Y algo golpeó su trasero con una horrorosa bofetada. Sus piernas se sacudieron, y el dolor quemó su piel, un terrible dolor. Ella tironeaba de las restricciones mientras desesperadamente… ¡Zas! La quemadura bajó directo a sus dedos de los pies. Cerró la boca al grito, no iba a gritar ni a llorar, ver si… ¡Zas! Su trasero estaba en llamas. Otro golpe, luego otro, cada uno la hacía poner en puntitas de pie, su cuerpo arqueándose en el banco.

Y luego todo se detuvo. Tratando de no llorar, ella apoyó la frente sobre el cuero.

– Como las partes ofendidas, por favor, tomen tres golpes cada uno, -dijo el Maestro Z, su voz tan cortés como si fuera un elegante camarero.

Jessica sacudió su cabeza frenéticamente. No más. Las lágrimas se filtraban de sus ojos, viendo al Maestro Z borroso cuando se agachó junto a ella.

– Dolerá menos si te puedes relajar, -murmuró, secándole las lágrimas de sus mejillas.

– Por favor…

– Puedes tomar más. -Se estiró por debajo de la mesa, ahuecando sus pechos colgando. -Tomarás más. -Él asintió con la cabeza a alguien y ¡zas!

Un grito escapó esta vez. ¡Zas! ¡Zas! Esto dolía mucho, y sollozó.

Con una mano, el Maestro le acariciaba la espalda, la otra mano sostenía su pecho en un agarre íntimo. Sus dedos sobre el pezón, incluso a través del dolor ella podía sentir su toque, creándose las más extrañas sensaciones en su interior.

Zas. Sólo una nalga. Otro golpe en la otra. Y un golpe a través de la parte superior de su muslo que la hizo gritar.

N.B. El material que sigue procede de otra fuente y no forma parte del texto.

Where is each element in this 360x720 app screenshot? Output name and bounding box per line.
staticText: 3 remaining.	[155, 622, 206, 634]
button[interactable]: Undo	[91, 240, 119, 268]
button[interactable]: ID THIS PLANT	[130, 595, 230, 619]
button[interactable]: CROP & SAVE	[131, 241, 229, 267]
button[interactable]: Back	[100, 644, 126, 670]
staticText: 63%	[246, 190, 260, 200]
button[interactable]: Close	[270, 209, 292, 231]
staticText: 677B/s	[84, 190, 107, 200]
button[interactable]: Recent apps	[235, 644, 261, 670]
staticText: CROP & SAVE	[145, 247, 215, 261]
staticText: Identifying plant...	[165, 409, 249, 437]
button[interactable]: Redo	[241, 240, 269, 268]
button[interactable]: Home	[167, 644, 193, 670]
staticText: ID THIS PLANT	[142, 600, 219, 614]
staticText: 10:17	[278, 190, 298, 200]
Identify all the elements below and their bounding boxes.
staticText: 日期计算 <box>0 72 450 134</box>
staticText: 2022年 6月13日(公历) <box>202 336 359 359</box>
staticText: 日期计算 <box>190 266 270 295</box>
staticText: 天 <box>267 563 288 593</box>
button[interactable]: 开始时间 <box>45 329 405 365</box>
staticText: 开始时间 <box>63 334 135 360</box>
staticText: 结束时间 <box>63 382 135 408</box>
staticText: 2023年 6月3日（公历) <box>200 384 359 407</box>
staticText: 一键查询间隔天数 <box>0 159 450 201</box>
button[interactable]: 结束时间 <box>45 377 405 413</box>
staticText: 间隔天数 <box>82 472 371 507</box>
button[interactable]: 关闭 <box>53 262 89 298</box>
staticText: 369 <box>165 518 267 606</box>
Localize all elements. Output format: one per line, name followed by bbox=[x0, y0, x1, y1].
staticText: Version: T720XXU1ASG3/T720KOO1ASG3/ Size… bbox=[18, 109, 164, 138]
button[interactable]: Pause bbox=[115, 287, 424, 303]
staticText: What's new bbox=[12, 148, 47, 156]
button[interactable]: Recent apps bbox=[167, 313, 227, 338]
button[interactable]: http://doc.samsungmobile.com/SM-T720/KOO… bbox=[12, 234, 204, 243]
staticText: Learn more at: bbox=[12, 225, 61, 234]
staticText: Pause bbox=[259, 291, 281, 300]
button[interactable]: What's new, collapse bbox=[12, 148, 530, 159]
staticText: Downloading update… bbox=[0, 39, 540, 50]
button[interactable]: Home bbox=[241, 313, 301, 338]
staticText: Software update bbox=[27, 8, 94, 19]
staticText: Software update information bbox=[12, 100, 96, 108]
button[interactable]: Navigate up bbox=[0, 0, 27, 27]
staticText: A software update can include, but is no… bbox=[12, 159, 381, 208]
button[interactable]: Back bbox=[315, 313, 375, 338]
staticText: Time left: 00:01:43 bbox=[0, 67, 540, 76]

– Lo siento -sollozó ella, mirando al Maestro, intentando lograr que él le crea. -No tenía intención de causar problemas, de verdad.

Sus ojos se suavizaron.

– Lo sé, pequeña. -Él se puso de pie, caminó hacia el extremo de la mesa fuera de su vista. Ella gimió. ¿Qué iba a hacer? No más, por favor, por favor, por favor.

Algo tocó su trasero, y ella gritó más por el miedo que por el dolor.

– Rosada y tierna. Pobre gatito, -dijo el Maestro. Sus manos acariciaron su trasero, doloroso y sin embargo casi excitante. La sensación de necesidad regresó. -Libérala. El castigo ha terminado.